Ontario’s Throne Speech Highlights Promises From Ford Government to Fix Province’s Beleaguered Long-Term Care System

throne speech

Ontario's Throne Speech indicates that Premier Doug Ford is getting serious about fixing the province's beleaguered long-term care homes. Photo: Steve Russell / Toronto Star via Getty Images

Today’s Throne Speech, which opened a new session of Parliament at the Ontario Legislature, indicates that Premier Doug Ford is finally planning to get serious about fixing the province’s beleaguered long-term care homes.

The Throne Speech, called Protecting Ontario’s Progress and read by Lt.-Gov. Elizabeth Dowdeswell, promised that seniors living in nursing homes and retirement centres “will be neglected no more.”

“This pandemic brought into sharp relief the long-standing vulnerabilities of the province’s long-term care sector,” read Dowdeswell. “It uncovered unimaginable horrors, allowed because of decades of underfunding and neglect.”

According to the speech, the Ford government will invest billions to fix a system that both his and past governments have allowed to deteriorate so badly. The speech promises “to build 30,000 new and modern long-term care home beds.” As well, the province will upgrade 15,000 more in an effort to bring them up to 21st-century design standards.

Acknowledging that adding new beds alone won’t fix the problem, the government is also vowing to increase the amount of direct care patients receive each day to four hours.

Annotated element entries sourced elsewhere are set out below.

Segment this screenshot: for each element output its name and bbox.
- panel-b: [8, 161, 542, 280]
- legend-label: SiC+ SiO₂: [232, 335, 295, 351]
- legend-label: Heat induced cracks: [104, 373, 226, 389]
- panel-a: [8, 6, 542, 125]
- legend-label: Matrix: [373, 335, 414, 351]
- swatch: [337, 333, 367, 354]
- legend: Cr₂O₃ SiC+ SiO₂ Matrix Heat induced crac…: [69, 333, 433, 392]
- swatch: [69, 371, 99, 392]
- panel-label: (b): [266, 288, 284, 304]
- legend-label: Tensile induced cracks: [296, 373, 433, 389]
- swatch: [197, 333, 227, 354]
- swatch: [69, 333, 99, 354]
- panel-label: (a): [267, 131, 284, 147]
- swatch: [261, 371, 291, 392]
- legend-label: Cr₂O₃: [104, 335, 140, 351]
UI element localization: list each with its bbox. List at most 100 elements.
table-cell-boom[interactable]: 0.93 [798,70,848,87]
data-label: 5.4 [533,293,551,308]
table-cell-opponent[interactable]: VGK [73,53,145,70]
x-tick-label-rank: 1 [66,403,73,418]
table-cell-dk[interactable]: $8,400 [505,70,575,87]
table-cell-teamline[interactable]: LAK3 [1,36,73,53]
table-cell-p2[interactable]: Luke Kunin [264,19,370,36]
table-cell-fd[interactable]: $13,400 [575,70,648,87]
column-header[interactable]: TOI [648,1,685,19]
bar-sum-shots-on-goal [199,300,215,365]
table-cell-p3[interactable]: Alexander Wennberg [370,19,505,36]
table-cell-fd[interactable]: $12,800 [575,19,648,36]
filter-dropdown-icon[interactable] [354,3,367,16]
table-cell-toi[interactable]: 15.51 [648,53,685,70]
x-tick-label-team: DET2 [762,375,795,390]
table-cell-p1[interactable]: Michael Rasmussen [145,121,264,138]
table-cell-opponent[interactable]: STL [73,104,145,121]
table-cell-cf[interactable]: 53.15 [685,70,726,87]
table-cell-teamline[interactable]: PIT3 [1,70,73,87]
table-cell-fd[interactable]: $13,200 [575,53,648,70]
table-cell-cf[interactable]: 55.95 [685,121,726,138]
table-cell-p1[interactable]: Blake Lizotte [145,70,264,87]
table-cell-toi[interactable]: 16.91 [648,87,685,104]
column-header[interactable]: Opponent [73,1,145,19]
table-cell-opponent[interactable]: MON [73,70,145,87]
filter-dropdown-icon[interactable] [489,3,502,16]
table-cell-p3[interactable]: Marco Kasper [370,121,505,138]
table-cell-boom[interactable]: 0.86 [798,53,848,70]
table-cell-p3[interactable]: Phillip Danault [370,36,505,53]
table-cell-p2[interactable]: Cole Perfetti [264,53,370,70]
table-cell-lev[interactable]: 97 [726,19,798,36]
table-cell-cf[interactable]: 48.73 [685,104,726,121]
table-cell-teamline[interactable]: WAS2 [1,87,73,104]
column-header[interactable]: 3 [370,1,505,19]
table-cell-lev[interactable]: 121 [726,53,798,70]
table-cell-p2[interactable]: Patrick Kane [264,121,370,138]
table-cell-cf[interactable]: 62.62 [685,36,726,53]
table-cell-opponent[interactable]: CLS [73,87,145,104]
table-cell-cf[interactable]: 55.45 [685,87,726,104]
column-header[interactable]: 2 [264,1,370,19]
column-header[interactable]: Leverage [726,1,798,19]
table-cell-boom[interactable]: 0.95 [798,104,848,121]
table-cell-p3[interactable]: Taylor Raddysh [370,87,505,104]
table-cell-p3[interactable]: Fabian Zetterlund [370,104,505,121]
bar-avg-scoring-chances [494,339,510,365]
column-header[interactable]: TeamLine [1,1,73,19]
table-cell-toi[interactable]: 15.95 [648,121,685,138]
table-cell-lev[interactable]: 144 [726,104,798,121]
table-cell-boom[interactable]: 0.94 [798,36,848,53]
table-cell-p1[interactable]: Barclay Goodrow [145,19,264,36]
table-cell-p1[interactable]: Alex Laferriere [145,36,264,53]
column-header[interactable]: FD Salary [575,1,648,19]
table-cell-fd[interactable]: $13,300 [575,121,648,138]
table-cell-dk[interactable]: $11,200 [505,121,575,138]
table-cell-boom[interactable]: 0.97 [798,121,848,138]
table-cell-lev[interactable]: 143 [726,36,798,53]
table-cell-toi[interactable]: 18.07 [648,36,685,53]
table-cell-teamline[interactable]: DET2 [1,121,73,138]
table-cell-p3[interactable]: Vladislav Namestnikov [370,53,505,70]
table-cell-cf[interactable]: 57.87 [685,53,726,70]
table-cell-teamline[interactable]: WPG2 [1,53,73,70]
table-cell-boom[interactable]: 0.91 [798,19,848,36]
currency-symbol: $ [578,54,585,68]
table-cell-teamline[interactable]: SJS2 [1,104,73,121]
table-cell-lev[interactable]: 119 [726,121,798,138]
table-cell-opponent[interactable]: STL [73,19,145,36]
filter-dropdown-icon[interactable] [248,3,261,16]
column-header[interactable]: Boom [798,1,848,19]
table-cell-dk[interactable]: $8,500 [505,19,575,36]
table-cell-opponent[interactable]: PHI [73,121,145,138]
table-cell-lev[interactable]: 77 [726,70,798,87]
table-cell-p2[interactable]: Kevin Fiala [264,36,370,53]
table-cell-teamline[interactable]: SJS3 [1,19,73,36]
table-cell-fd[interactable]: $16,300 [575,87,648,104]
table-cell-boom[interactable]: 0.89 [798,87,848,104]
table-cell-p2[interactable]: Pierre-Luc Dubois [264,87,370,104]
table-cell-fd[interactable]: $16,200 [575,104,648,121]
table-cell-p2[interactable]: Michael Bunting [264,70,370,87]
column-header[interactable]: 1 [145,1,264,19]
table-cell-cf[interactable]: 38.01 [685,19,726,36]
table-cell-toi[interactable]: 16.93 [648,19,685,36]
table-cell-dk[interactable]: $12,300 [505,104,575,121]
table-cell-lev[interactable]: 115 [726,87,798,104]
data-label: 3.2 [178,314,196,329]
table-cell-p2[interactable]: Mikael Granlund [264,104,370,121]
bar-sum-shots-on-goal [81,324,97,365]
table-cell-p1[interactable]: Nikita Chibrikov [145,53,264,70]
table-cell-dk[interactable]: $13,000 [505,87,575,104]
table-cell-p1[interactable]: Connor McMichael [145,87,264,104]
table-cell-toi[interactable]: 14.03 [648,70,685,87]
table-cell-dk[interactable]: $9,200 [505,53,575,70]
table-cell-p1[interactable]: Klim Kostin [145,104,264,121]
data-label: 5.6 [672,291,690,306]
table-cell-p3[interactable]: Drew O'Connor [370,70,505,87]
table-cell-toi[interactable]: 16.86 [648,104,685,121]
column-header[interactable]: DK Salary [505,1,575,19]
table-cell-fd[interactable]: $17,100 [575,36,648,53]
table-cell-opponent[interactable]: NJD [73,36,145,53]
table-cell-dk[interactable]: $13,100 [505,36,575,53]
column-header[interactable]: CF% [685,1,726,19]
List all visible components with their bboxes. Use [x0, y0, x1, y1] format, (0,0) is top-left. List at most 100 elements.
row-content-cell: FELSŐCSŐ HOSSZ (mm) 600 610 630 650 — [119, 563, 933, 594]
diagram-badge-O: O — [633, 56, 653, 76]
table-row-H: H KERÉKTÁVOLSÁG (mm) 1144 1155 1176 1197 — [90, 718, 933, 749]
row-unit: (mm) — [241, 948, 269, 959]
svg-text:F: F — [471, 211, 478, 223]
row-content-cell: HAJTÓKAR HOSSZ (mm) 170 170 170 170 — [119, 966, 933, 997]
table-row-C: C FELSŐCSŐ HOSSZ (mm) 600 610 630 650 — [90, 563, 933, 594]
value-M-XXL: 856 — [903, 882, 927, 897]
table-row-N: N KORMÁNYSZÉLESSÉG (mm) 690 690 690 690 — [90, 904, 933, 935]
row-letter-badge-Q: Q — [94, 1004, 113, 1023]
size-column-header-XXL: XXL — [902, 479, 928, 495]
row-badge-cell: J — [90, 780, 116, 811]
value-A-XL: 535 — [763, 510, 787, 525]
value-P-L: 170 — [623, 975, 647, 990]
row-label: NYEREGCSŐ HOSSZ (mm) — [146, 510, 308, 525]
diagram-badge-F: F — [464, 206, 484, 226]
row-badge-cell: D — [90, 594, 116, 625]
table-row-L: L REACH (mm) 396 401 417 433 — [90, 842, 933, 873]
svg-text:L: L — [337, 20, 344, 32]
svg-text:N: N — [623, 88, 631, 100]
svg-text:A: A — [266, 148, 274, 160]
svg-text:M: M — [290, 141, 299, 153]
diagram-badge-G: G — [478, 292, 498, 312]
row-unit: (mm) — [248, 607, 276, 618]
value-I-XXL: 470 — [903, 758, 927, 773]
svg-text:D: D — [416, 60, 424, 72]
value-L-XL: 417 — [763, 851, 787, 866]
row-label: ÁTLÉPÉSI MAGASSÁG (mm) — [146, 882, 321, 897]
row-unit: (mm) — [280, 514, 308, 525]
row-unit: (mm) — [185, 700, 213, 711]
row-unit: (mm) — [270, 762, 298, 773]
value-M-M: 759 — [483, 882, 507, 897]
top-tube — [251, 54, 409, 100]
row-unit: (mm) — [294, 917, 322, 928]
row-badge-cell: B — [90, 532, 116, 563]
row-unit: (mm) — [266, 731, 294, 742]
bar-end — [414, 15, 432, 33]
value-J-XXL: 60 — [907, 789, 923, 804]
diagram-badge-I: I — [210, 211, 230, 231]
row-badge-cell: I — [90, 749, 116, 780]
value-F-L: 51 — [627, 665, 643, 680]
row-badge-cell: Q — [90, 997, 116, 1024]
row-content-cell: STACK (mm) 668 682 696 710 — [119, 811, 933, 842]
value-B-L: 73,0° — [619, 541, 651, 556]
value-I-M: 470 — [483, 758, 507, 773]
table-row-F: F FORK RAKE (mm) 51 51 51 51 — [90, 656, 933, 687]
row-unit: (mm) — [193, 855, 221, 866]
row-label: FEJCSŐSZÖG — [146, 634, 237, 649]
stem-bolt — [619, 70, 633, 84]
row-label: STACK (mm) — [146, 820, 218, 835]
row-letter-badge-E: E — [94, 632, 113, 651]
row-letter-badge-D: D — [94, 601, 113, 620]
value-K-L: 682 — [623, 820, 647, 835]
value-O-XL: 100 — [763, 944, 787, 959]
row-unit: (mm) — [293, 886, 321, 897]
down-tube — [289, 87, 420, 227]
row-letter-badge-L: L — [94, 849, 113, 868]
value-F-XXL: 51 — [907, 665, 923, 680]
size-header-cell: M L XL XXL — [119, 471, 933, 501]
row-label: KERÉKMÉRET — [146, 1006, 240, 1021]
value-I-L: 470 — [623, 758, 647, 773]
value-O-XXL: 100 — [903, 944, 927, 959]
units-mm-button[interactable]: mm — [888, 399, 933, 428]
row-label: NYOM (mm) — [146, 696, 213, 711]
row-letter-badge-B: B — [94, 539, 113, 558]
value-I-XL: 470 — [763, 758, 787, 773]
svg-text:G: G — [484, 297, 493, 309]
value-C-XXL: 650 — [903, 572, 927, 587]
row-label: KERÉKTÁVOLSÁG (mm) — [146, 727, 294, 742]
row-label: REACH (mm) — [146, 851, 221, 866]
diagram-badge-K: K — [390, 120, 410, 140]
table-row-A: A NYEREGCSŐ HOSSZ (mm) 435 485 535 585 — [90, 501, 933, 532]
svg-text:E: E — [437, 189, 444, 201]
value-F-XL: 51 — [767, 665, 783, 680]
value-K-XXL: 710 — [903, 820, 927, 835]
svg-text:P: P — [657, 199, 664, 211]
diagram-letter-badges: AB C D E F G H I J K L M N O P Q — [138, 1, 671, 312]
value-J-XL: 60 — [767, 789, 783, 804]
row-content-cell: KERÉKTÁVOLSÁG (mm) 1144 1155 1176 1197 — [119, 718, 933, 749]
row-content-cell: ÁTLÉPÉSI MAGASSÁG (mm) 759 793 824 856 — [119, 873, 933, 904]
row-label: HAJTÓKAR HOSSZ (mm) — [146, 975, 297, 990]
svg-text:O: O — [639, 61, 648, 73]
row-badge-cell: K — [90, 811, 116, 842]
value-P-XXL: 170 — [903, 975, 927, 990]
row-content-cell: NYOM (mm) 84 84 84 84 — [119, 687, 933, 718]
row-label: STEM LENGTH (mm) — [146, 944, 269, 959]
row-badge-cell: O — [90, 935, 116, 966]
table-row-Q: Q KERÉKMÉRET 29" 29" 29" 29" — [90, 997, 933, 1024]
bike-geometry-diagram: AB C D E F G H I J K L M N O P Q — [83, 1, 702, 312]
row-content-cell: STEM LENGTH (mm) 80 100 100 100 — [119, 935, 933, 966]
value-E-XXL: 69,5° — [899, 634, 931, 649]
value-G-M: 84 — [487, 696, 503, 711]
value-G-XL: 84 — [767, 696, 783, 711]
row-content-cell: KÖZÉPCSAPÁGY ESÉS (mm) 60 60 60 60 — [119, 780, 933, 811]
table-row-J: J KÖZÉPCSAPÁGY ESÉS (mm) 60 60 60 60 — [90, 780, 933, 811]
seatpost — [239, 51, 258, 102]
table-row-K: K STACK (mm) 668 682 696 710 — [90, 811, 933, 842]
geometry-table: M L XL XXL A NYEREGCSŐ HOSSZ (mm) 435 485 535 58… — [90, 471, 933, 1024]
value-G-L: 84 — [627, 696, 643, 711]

To accomplish this, the province plans to hire 27,000 more long-term staff, including nurses and personal support workers, 16,200 of whom will be added by April 2022.

And the government will also work to improve the many structural problems that persist in long-term care by introducing legislation that will enhance accountability, enforcement and transparency. “The days when bad actors could get away with anything less than quality care for our most vulnerable will be over,” read Dowdeswell.

Bill VanGorder, C.A.R.P.’s chief advocacy officer, said he was pleased to see the Throne Speech make such a detailed response about the troubled long-term system — which, he notes, was completely overwhelmed during the first waves of the pandemic. Many homes were unable to contain outbreaks leading to unspeakably bad conditions for the residents and nearly 4,000 Ontario long-term care residents have died so far from COVID-19.

“It’s too bad that it took the pandemic to force the government to finally act on improving a long-term care system,” said VanGorder. “However, the money the government is promising to invest to upgrade beds and increase staff [is] most welcome.”

VanGorder also suggested that he was unclear on what the legislation to “enhance accountability, enforcement and transparency” might look like, but he hoped it meant the government would increase inspections of nursing homes as well as imposing penalties on those that didn’t pass.

As well, he said that C.A.R.P. will hold the Ford government to the promises outlined in today’s speech. “In the past, politicians have said all the right things about fixing long-term care but always failed to deliver,” he said. “But we’re going to make sure that the government comes through with its promises. And if they don’t, we’ll make sure that voters hear about it at election time.”